O MP destacou que as funções contratadas — como análise de contratos e licitações, elaboração de pareceres, defesas e acompanhamento perante órgãos de controle — já são próprias da estrutura jurídica do município. Para o promotor Saulo Pires de Andrade Martins, terceirizar essas funções viola os princípios da legalidade, moralidade, impessoalidade e eficiência.
Além disso, a Promotoria argumentou que o contrato representaria gasto mensal de R$ 30 mil, totalizando R$ 360 mil em um ano, reforçando uma prática administrativa considerada irregular. O promotor defendeu que a solução para eventual sobrecarga no setor jurídico não é terceirização, mas capacitação e recomposição do quadro de procuradores.
Ao analisar o caso, a magistrada concluiu que não ficou demonstrada qualquer notória especialização do escritório contratado, tampouco a singularidade dos serviços — requisitos exigidos para contratação por inexigibilidade.
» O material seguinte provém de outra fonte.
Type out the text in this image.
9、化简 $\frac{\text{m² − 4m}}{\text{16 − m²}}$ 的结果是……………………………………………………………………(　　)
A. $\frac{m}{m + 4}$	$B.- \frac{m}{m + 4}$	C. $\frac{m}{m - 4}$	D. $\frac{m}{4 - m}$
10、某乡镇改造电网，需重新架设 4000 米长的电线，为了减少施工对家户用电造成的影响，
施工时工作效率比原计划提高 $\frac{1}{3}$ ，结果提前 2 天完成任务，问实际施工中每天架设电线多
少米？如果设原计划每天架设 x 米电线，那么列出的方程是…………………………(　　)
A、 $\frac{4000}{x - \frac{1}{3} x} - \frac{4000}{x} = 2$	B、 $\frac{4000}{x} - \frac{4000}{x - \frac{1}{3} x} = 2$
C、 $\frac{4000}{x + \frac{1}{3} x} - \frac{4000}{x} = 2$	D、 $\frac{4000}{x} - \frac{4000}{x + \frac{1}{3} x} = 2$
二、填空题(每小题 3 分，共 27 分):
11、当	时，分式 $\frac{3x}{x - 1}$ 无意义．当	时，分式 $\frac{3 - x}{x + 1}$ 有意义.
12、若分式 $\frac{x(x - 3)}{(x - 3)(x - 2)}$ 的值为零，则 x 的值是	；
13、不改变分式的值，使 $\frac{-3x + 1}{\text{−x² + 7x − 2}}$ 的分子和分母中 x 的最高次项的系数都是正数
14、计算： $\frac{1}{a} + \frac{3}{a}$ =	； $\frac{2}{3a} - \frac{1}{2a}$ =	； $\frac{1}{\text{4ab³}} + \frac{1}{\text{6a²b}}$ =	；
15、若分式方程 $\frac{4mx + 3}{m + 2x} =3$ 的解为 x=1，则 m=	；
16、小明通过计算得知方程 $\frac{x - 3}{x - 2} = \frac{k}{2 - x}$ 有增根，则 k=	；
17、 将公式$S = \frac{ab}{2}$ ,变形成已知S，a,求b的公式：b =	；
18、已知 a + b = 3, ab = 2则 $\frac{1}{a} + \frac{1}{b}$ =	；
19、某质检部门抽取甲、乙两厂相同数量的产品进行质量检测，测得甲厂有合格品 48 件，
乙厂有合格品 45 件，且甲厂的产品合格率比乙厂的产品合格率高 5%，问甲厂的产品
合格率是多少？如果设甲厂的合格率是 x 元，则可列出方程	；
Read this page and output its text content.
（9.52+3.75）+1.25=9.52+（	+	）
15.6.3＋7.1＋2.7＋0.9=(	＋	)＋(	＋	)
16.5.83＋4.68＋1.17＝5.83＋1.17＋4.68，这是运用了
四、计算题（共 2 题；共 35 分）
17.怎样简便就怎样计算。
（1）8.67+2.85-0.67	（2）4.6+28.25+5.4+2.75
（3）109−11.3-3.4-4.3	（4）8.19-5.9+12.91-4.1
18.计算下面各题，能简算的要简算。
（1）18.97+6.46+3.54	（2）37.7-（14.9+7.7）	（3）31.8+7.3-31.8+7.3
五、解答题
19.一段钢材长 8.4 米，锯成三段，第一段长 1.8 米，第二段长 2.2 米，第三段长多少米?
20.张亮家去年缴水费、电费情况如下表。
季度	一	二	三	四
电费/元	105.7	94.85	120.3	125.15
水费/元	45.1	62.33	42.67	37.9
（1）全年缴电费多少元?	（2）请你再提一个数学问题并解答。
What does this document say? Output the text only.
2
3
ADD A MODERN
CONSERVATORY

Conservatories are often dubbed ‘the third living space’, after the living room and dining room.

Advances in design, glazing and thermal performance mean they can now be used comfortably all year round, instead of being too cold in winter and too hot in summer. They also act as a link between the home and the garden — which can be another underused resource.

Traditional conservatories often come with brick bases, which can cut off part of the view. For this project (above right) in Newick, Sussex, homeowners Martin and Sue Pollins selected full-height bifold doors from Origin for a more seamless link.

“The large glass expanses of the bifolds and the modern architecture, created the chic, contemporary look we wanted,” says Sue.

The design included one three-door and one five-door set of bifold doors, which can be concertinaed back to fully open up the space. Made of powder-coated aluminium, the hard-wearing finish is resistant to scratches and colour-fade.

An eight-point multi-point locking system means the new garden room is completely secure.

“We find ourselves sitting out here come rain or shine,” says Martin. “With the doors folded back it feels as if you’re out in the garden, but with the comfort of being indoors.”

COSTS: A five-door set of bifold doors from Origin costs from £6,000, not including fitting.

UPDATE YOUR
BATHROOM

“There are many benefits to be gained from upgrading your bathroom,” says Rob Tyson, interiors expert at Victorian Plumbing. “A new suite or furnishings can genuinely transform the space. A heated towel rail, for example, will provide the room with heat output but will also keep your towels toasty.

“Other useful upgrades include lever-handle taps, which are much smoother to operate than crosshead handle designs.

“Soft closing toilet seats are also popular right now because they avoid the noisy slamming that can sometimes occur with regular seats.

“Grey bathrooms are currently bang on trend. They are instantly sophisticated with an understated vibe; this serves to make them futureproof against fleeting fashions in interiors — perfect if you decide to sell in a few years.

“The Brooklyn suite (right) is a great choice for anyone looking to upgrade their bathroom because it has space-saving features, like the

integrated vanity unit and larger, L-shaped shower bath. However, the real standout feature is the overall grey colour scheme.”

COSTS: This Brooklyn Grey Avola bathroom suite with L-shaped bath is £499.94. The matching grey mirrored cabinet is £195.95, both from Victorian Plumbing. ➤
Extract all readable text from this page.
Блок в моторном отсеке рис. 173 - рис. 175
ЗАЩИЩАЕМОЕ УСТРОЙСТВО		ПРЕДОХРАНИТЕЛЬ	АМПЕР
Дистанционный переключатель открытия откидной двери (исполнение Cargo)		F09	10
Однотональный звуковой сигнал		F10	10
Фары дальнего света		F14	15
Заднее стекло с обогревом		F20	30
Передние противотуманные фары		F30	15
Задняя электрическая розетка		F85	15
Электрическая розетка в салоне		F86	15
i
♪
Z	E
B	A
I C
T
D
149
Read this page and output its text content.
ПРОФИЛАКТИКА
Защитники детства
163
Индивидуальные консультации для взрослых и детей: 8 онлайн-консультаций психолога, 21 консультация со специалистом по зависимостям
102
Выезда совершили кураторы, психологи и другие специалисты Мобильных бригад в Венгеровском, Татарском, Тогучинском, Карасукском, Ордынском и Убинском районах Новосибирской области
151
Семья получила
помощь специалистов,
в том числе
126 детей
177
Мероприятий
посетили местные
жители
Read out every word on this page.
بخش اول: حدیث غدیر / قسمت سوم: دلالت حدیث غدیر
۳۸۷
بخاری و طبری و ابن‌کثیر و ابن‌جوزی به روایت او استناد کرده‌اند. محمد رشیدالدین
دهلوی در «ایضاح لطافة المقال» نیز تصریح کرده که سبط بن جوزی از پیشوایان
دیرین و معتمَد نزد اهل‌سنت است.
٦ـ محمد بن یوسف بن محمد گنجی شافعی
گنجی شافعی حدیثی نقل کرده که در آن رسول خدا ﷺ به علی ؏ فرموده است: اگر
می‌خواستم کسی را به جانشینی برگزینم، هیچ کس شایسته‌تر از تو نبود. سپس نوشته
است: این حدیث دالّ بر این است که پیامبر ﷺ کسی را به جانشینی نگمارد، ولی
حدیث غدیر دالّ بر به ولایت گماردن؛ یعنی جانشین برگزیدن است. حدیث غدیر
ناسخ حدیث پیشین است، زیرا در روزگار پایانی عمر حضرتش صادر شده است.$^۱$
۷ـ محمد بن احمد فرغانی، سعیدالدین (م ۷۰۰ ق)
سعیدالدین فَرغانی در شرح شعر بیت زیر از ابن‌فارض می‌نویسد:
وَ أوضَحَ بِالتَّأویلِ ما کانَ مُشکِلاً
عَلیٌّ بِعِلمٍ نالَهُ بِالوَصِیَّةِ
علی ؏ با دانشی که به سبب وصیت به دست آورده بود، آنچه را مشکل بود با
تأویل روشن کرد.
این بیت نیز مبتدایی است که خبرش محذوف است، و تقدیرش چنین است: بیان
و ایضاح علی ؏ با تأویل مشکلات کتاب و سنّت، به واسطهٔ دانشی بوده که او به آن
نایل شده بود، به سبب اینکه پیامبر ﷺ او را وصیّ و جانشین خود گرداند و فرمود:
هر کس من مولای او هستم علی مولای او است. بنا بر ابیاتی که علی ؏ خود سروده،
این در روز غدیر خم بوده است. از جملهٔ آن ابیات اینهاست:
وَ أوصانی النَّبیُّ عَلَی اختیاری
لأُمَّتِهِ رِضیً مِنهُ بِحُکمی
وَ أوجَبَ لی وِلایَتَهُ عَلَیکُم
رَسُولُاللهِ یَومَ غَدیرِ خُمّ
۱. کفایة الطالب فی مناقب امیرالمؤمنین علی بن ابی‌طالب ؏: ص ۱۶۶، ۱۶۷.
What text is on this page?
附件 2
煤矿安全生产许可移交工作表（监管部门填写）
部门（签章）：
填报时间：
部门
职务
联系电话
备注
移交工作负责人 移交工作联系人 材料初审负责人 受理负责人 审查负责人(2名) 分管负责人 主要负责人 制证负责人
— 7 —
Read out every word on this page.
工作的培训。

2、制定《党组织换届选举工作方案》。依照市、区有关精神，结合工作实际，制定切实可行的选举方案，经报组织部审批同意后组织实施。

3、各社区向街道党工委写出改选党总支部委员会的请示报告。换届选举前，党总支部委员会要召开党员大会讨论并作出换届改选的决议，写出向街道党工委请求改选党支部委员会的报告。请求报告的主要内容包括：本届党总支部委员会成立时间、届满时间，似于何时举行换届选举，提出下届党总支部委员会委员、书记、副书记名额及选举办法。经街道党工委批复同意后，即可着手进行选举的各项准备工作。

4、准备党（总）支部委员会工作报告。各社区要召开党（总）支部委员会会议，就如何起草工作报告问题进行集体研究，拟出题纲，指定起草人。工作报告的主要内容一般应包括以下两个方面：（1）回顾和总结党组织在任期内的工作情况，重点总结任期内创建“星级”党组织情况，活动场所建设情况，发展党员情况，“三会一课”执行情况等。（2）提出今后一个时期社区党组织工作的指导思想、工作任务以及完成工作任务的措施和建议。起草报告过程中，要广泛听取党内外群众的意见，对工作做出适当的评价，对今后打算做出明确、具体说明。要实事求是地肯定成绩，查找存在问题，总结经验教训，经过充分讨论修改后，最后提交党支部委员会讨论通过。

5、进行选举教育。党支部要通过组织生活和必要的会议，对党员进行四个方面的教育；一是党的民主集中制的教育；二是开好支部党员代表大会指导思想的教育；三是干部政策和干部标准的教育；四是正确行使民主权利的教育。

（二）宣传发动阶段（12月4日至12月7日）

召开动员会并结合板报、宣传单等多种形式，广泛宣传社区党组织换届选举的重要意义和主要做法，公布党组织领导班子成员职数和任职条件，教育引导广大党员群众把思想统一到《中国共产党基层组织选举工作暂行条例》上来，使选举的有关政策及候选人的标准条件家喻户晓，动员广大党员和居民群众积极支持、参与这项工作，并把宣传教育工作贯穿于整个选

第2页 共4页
Ela também apontou risco de dano ao erário.
Com isso, além de suspender o contrato e impedir novos pagamentos, a juíza proibiu o município de celebrar acordos semelhantes e fixou multa diária de R$ 10 mil em caso de descumprimento, limitada a R$ 200 mil.
Ofícios foram encaminhados ao Tribunal de Contas do Estado (TCE-MT) e à Controladoria-Geral do Estado (CGE-MT) para conhecimento e eventuais providências.